Imagine a National Health Service that had selection criteria on the basis 'we will only treat certain people we regard as worth saving'. Now imagine a state school system based on the premise that only advantaged children will go to the 'good' schools. Now take a look at this statement:
'Existing schools will be allowed to apply to become grammar schools and select according to ability and aptitude. Selection ages will be flexible and determined by the school in consultation with the local authority.'
The result of such a strategy would be to entrench a two tier system in our state schools. The 'good' schools will select on 'academic ability'. We have of course been here before in the old system of Grammar and Secondary Modern Schools. Some might argue that it is as good idea because it ensures a good education for the brightest pupils. It will condemn those deemed less academically gifted to second rate schools.
You will note that the policy as stated doesn't say 'we will ensure that ALL pupils have the opportunity for education at the highest standards. It simply wants to restore the old system. It does say that selection ages will be flexible. But does anyone doubt that most selection will take place at 11? Of course it will, because that is the age at which most pupils move to secondary education.
It is extraordinarily silly to take a day in the life of a child at aged 11 and on that date determine their 'aptitude'. Children develop at different rates not just in intellectual ability and understanding but in maturity. That is what was so wrong-headed about selection at 11.

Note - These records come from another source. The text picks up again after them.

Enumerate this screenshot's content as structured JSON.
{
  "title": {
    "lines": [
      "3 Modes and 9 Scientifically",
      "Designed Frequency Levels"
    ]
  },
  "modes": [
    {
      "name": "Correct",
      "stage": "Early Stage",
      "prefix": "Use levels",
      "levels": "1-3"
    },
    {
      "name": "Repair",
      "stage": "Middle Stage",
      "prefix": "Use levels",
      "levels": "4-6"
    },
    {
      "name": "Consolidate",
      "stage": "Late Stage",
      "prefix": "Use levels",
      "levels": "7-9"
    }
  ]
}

New statistics released by Buckinghamshire Grammar Schools, the body which represents the county’s 13 selective schools is very instructive. It shows that only 16% of children from Aylesbury Vale – Bucks’ poorest district – passed the test, compared to 37% in the Chilterns – the county’s richest. There was a 64% pass rate for children in private education and only 4% for children on free school meals. Do we really think this reflects their true learning potential? Or do we suppose it reflects a pre-existing social and economic advantage? I know which of these is likely to be the answer.
To push for Grammar Schools and selection on grounds of 'ability' will simply entrench inequality of opportunities. It entrenches unfairness which affects the life chances of a generation.
So whose policy does this article give. You might assume it gives the Conservative Party policy. It doesn't. It gives UKIPs policy on secondary education.
It is often difficult to pin UKIP down on policy details. This one however is entrenched on the UKIP website under the heading 'What a UKIP government will do.'
UKIP will entrench the unfairness that exists in educational opportunities for our children and thus their life chances.